Although I understand the concept of convergence, I am puzzled by the fact that the results vary each time the algorithm is refreshed, even when using the same dataset. Can someone point out where my methodology might be incorrect? I've been struggling to pinpoint the error in the process.
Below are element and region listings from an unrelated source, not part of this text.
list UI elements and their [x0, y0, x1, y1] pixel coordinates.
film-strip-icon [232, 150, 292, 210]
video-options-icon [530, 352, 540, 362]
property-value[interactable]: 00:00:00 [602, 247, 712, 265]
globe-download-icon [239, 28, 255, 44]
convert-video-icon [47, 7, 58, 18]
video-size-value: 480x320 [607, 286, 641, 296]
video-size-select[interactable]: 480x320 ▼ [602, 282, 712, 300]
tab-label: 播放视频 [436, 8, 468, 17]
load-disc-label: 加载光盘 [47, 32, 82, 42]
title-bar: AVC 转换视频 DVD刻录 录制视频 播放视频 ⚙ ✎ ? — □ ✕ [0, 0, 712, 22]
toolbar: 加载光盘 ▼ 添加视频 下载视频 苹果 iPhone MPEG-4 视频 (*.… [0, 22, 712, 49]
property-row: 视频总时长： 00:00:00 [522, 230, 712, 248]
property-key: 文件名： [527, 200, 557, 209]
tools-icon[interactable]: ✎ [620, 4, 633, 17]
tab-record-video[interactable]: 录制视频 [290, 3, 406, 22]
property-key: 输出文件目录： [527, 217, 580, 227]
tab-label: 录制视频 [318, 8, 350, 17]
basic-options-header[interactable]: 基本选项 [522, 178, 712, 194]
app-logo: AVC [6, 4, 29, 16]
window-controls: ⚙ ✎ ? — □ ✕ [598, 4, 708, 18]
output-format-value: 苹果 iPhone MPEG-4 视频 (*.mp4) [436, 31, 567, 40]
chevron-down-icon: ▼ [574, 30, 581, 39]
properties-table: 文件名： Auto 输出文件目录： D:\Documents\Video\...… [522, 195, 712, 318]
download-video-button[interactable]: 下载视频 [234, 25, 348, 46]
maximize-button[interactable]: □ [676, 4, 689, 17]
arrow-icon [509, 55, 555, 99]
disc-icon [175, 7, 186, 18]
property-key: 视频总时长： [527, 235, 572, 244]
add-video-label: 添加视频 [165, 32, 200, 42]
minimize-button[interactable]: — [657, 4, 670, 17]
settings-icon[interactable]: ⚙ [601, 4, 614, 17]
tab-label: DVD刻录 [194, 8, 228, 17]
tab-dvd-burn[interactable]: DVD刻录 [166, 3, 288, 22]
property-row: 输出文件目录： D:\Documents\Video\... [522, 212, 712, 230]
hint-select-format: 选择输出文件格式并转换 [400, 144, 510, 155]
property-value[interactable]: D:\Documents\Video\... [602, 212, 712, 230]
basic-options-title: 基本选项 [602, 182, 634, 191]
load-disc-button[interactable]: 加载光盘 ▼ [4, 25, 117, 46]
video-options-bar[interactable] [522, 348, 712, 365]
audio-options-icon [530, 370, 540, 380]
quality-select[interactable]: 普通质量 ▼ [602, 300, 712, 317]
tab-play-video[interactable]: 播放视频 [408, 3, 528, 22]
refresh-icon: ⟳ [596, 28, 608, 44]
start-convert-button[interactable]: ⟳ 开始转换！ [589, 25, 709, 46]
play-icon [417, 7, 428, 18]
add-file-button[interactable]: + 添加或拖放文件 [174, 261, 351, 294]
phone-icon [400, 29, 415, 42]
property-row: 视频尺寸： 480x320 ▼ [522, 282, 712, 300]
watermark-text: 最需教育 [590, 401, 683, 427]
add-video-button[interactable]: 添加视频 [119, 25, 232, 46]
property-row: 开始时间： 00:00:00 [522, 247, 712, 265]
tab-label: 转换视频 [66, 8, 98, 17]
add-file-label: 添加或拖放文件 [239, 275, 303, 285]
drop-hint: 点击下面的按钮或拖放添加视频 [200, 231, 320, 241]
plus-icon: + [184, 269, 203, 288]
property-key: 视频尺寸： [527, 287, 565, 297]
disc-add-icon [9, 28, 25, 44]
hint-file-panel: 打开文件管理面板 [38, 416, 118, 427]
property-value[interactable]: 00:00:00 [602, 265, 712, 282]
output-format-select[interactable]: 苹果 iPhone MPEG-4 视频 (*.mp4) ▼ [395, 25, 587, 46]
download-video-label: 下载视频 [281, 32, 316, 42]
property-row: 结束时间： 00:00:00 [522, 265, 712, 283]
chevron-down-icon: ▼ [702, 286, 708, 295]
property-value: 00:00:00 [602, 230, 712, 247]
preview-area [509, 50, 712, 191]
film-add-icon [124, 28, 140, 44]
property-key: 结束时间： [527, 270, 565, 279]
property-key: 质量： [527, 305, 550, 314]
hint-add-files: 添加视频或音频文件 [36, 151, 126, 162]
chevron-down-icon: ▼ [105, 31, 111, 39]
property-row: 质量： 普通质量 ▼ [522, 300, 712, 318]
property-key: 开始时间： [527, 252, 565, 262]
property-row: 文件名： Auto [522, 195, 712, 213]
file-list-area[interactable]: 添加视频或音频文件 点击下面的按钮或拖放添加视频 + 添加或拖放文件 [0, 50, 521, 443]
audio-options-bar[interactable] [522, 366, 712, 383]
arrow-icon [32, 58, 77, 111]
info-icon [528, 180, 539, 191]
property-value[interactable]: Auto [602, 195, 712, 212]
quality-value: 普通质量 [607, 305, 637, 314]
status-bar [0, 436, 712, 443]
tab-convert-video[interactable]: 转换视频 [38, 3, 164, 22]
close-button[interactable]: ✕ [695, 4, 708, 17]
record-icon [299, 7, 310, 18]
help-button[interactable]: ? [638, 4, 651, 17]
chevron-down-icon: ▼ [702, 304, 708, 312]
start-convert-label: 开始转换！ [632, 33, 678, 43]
function customKMeans(kValue, dataArray, canvasElement, convergeFunction) {
this.canvas = jsHS.GetDimensions(canvasElement);
this.k = kValue;
this.centroids = [];
this.centroidsToCompare = [];
this.data = dataArray;
this.converge = convergeFunction;
this.initialize();
}
customKMeans.prototype.calculateDistance = function () {
var difference = 0,
isArray = jsHS.isArray(arguments);
if (isArray) {
if (arguments.length > 2) {
for (var i = 0; i < arguments.length; i+2) {
var pointA = arguments[i],
pointB = arguments[i + 1];
difference += Math.pow(pointA[0] - pointB[0], 2);
difference += Math.pow(pointA[1] - pointB[1], 2);
}
}
else {
var pointDataA = arguments[0],
pointDataB = arguments[1];
difference += Math.pow(pointDataA[0] - pointDataB[0], 2);
difference += Math.pow(pointDataA[1] - pointDataB[1], 2);
}
}
return Math.sqrt(difference);
};
customKMeans.prototype.calculateMean = function (array) {
var totalSum = 0;
[].forEach.call(array, function(element){
totalSum += element;
});
return totalSum / array.length;
};
customKMeans.prototype.initialize = function () {
for (var l = 0; l < this.k; l++) {
var dataItem = this.data[Math.floor(Math.random() * this.data.length)];
this.centroids.push(dataItem);
}
for (var i = 0; i < this.centroids.length; i++) {
if (i > 0) {
var distance = this.calculateDistance(this.centroids[i], this.centroids[i - 1]);
console.log(distance);
}
}
this.clusterCentroids(); // return centroid center after calculating means.
};
customKMeans.prototype.clusterCentroids = function () {
var dataPoints = [];
this.centroidsToCompare = this.centroids;
for (var d = 0; d < this.data.length; d++) {
var distancesArray = [];
for (var cIndex = 0; cIndex < this.k; cIndex++) {
var dist = this.calculateDistance(this.centroids[cIndex], this.data[d]);
distancesArray.push({ 'centroidID': cIndex, 'distance': dist });
}
var minResult = distancesArray.reduce((closestCentroid, obj) => {
return obj.distance < closestCentroid.distance ? obj : closestCentroid;
});
dataPoints.push({ 'id': d, 'datapoint': this.data[d], 'centroid': minResult.centroidID });
}
var centroidGroups = [];
for (var c = 0; c < this.k; c++) {
var group = [];
for (var p = 0; p < dataPoints.length; p++) {
if (c === dataPoints[p].centroid) {
group.push(dataPoints[p]);
}
}
centroidGroups.push(group);
}
this.centroids = [];
for (var groupIndex = 0; groupIndex < centroidGroups.length; groupIndex++) {
var xAxisValues = [],
yAxisValues = [],
currentGroup = centroidGroups[groupIndex];
[].forEach.call(currentGroup, function (dataPoint) {
xAxisValues.push(dataPoint.datapoint[0]);
yAxisValues.push(dataPoint.datapoint[1]);
});
var meanXValue = this.calculateMean(xAxisValues);
var meanYValue = this.calculateMean(yAxisValues);
this.centroids.push([meanXValue, meanYValue]);
}
if (JSON.stringify(this.centroidsToCompare) !== JSON.stringify(this.centroids)) {
this.centroidsToCompare = [];
dataPoints = [];
this.clusterCentroids();
}
else {
this.converge(centroidGroups, this.centroids);
}
};
window['jsHS']['customKMeans'] = customKMeans;
Example Usage
var exampleKMeans = new jsi.customKMeans(5, Array50, canvas, function (convergenceResults, finalCentroids) {
var count50 = 0;
var mark = {
x: 0,
y: 0,
radius: 0,
color: null,
setCircle: function () {
ctx.beginPath();
ctx.arc(this.x, this.y, this.radius, 0, Math.PI * 2, true);
ctx.fillStyle = this.color;
ctx.fill();
}
};
[].forEach.call(finalCentroids, (center) => {
mark.x = center[0];
mark.y = center[1];
mark.color = '#0B6623';
mark.radius = 25;
mark.setCircle();
});
});
This scenario accurately plots centroids on a canvas area but undergoes changes in centroids upon refreshing the browser.